Immigrazione, cercasi politica più efficace
Guardando a sud, tanta l’attenzione riservata all’immigrazione, altro tema di frizione tra i diversi paesi, soprattutto a causa di quegli Stati che volevano trattare il tema guardando solo le frontiere esterne. Parlando di una più efficiente politica migratoria e affrontando la questione anche da un punto di vista interno all’Ue, si insiste sull’importanza della collaborazione con i paesi di origine dei migranti, al fine di prevenire le cause di spostamento, gestire i flussi e combattere anche la criminalità transfrontaliera.

La Strategia scommette su una stabilità di lungo periodo, basata sul riconoscimento dei diritti umani di tutti i cittadini e sulla collaborazione non solo con le organizzazioni regionali, ma anche con le diverse società civili.

Il contributo dello IAI
Ed è sempre a queste ultime, stavolta quelle dei paesi comunitari, che la Strategia si rivolge per trasformare la sua visione in azione, per fare dell’Ue un’Unione coerente e coordinata che guadagni credibilità (attraverso il rafforzamento del suo apparato di Difesa) e utilizzi la Cooperazione allo sviluppo in modo più flessibile, reattivo ed efficace.

Questo appello alla collettività della cittadinanza europea è la diretta conseguenza del coinvolgimento della società civile nella realizzazione dell’intera Strategia. Partendo dal presupposto che la politica estera riguarda non solo i governi, ma anche ogni singolo cittadino, Federica Mogherini ha chiesto costantemente agli europei di esprimere, attraverso l’apposito sito, la loro opinione su alcune questioni al centro del Documento.

Suggerimenti più specializzati sono invece arrivati da esperti dei diversi settori interessati.
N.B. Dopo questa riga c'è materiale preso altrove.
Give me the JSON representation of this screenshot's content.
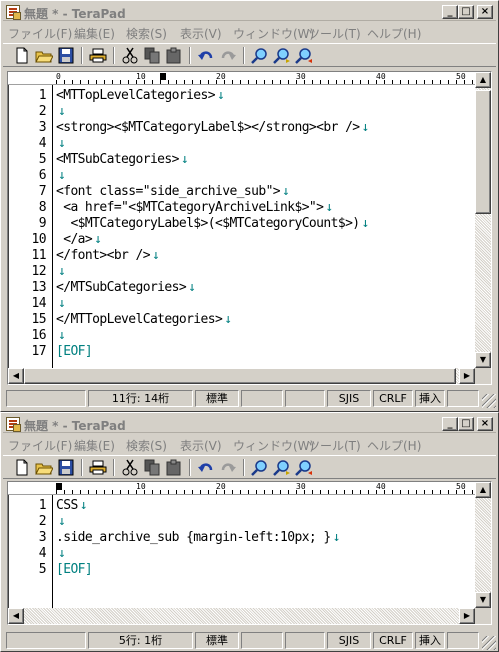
{
  "windows": [
    {
      "title": "無題 * - TeraPad",
      "menu": [
        "ファイル(F)",
        "編集(E)",
        "検索(S)",
        "表示(V)",
        "ウィンドウ(W)",
        "ツール(T)",
        "ヘルプ(H)"
      ],
      "ruler": [
        "0",
        "10",
        "20",
        "30",
        "40",
        "50"
      ],
      "lines": [
        {
          "num": "1",
          "text": "<MTTopLevelCategories>",
          "eol": "↓"
        },
        {
          "num": "2",
          "text": "",
          "eol": "↓"
        },
        {
          "num": "3",
          "text": "<strong><$MTCategoryLabel$></strong><br />",
          "eol": "↓"
        },
        {
          "num": "4",
          "text": "",
          "eol": "↓"
        },
        {
          "num": "5",
          "text": "<MTSubCategories>",
          "eol": "↓"
        },
        {
          "num": "6",
          "text": "",
          "eol": "↓"
        },
        {
          "num": "7",
          "text": "<font class=\"side_archive_sub\">",
          "eol": "↓"
        },
        {
          "num": "8",
          "text": " <a href=\"<$MTCategoryArchiveLink$>\">",
          "eol": "↓"
        },
        {
          "num": "9",
          "text": "  <$MTCategoryLabel$>(<$MTCategoryCount$>)",
          "eol": "↓"
        },
        {
          "num": "10",
          "text": " </a>",
          "eol": "↓"
        },
        {
          "num": "11",
          "text": "</font><br />",
          "eol": "↓"
        },
        {
          "num": "12",
          "text": "",
          "eol": "↓"
        },
        {
          "num": "13",
          "text": "</MTSubCategories>",
          "eol": "↓"
        },
        {
          "num": "14",
          "text": "",
          "eol": "↓"
        },
        {
          "num": "15",
          "text": "</MTTopLevelCategories>",
          "eol": "↓"
        },
        {
          "num": "16",
          "text": "",
          "eol": "↓"
        },
        {
          "num": "17",
          "text": "",
          "eol": "",
          "eof": "[EOF]"
        }
      ],
      "status": {
        "position": "11行:  14桁",
        "mode": "標準",
        "encoding": "SJIS",
        "newline": "CRLF",
        "insert": "挿入"
      }
    },
    {
      "title": "無題 * - TeraPad",
      "menu": [
        "ファイル(F)",
        "編集(E)",
        "検索(S)",
        "表示(V)",
        "ウィンドウ(W)",
        "ツール(T)",
        "ヘルプ(H)"
      ],
      "ruler": [
        "0",
        "10",
        "20",
        "30",
        "40",
        "50"
      ],
      "lines": [
        {
          "num": "1",
          "text": "CSS",
          "eol": "↓"
        },
        {
          "num": "2",
          "text": "",
          "eol": "↓"
        },
        {
          "num": "3",
          "text": ".side_archive_sub {margin-left:10px; }",
          "eol": "↓"
        },
        {
          "num": "4",
          "text": "",
          "eol": "↓"
        },
        {
          "num": "5",
          "text": "",
          "eol": "",
          "eof": "[EOF]"
        }
      ],
      "status": {
        "position": "5行:   1桁",
        "mode": "標準",
        "encoding": "SJIS",
        "newline": "CRLF",
        "insert": "挿入"
      }
    }
  ],
  "caption_buttons": {
    "minimize": "_",
    "maximize": "□",
    "close": "×"
  },
  "scroll_arrows": {
    "up": "▲",
    "down": "▼",
    "left": "◀",
    "right": "▶"
  },
  "toolbar_icons": [
    "new-file-icon",
    "open-folder-icon",
    "save-icon",
    "print-icon",
    "cut-icon",
    "copy-icon",
    "paste-icon",
    "undo-icon",
    "redo-icon",
    "find-icon",
    "find-next-icon",
    "find-previous-icon"
  ],
  "colors": {
    "face": "#d4d0c8",
    "eol_mark": "#008080",
    "disabled_text": "#7f7f7f"
  }
}
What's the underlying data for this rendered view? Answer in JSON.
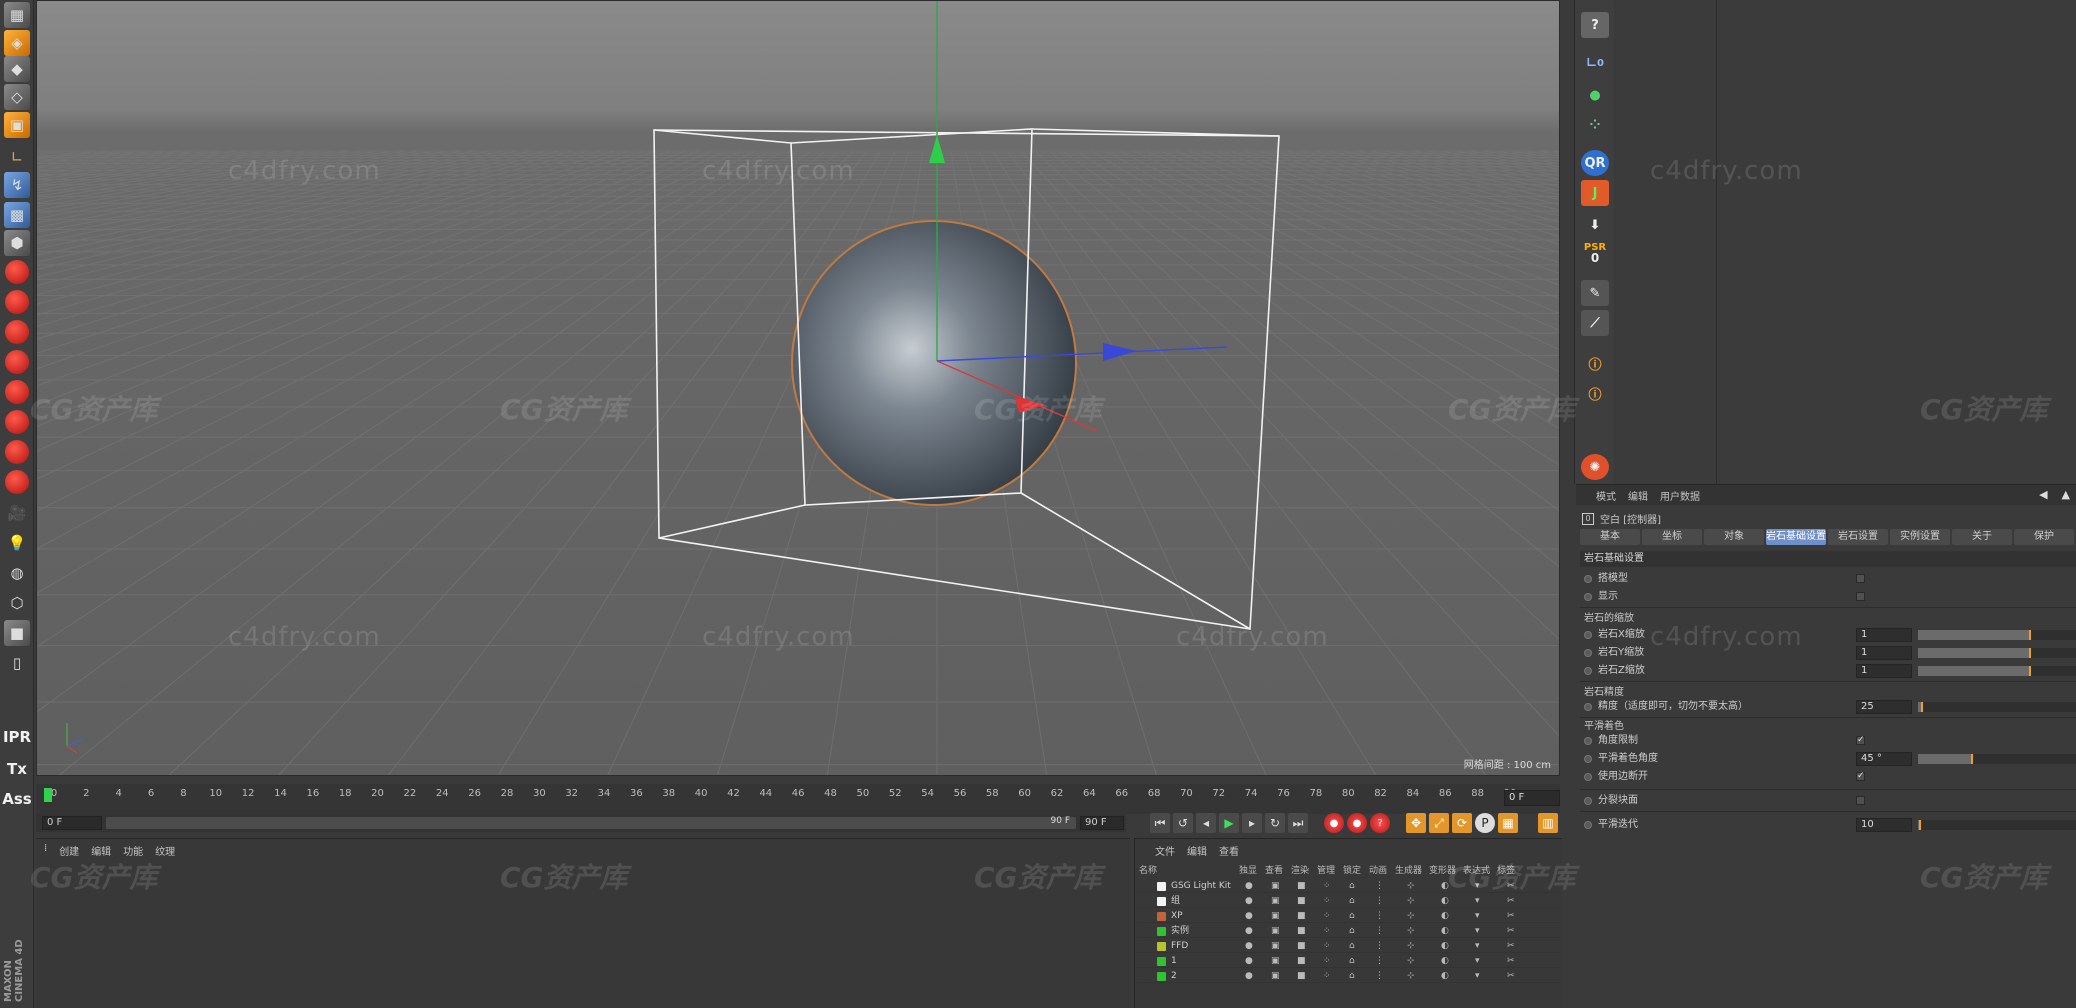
{
  "viewport": {
    "grid_info": "网格间距 : 100 cm"
  },
  "left_tools": [
    "IPR",
    "Tx",
    "Ass"
  ],
  "app_logo": "MAXON CINEMA 4D",
  "right_icons": {
    "psr_label": "PSR",
    "psr_value": "0",
    "qr": "QR",
    "j": "J",
    "l0": "0"
  },
  "attributes": {
    "menu": [
      "模式",
      "编辑",
      "用户数据"
    ],
    "title": "空白 [控制器]",
    "tabs": [
      "基本",
      "坐标",
      "对象",
      "岩石基础设置",
      "岩石设置",
      "实例设置",
      "关于",
      "保护"
    ],
    "active_tab_index": 3,
    "section": "岩石基础设置",
    "rows": {
      "r1": "搭模型",
      "r2": "显示",
      "g1": "岩石的缩放",
      "r3": "岩石X缩放",
      "r3v": "1",
      "r4": "岩石Y缩放",
      "r4v": "1",
      "r5": "岩石Z缩放",
      "r5v": "1",
      "g2": "岩石精度",
      "r6": "精度（适度即可，切勿不要太高）",
      "r6v": "25",
      "g3": "平滑着色",
      "r7": "角度限制",
      "r8": "平滑着色角度",
      "r8v": "45 °",
      "r9": "使用边断开",
      "r10": "分裂块面",
      "r11": "平滑迭代",
      "r11v": "10"
    }
  },
  "timeline": {
    "ticks": [
      "0",
      "2",
      "4",
      "6",
      "8",
      "10",
      "12",
      "14",
      "16",
      "18",
      "20",
      "22",
      "24",
      "26",
      "28",
      "30",
      "32",
      "34",
      "36",
      "38",
      "40",
      "42",
      "44",
      "46",
      "48",
      "50",
      "52",
      "54",
      "56",
      "58",
      "60",
      "62",
      "64",
      "66",
      "68",
      "70",
      "72",
      "74",
      "76",
      "78",
      "80",
      "82",
      "84",
      "86",
      "88",
      "90"
    ],
    "frame_box": "0 F",
    "range_start": "0 F",
    "range_end_inner": "90 F",
    "range_end": "90 F"
  },
  "material_menu": [
    "创建",
    "编辑",
    "功能",
    "纹理"
  ],
  "objects": {
    "menu": [
      "文件",
      "编辑",
      "查看"
    ],
    "headers": [
      "名称",
      "独显",
      "查看",
      "渲染",
      "管理",
      "锁定",
      "动画",
      "生成器",
      "变形器",
      "表达式",
      "标签"
    ],
    "rows": [
      {
        "name": "GSG Light Kit",
        "color": "#f2f2f2"
      },
      {
        "name": "组",
        "color": "#f2f2f2"
      },
      {
        "name": "XP",
        "color": "#c2643a"
      },
      {
        "name": "实例",
        "color": "#2ec42e"
      },
      {
        "name": "FFD",
        "color": "#b6c430"
      },
      {
        "name": "1",
        "color": "#2ec42e"
      },
      {
        "name": "2",
        "color": "#2ec42e"
      }
    ]
  },
  "watermarks": {
    "site": "c4dfry.com",
    "brand": "CG资产库"
  }
}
Come ribadito dalla stessa Lady Pesc in una lettera ufficiale di ringraziamenti, il contributo dell’Istituto Affari Internazionali (IAI) è stato determinante. Non solo perché la stesura del testo è stata affidata alla vicedirettrice Nathalie Tocci, adviser della Mogherini già quando era ministro degli Esteri, ma anche perché l’intero team di ricerca ha contribuito, con le sue competenze, all’architettura di questa Strategia.

Partecipando alla stesura di questo documento, primo seme di rilancio con il quale Bruxelles cerca di elaborare il divorzio da Londra, anche lo IAI spera di scongiurare pericolosi contagi, facendosi promotore di una Strategia che si propone di fare un salto in avanti, trasformando in azione quella che per ora è solo una visione comune.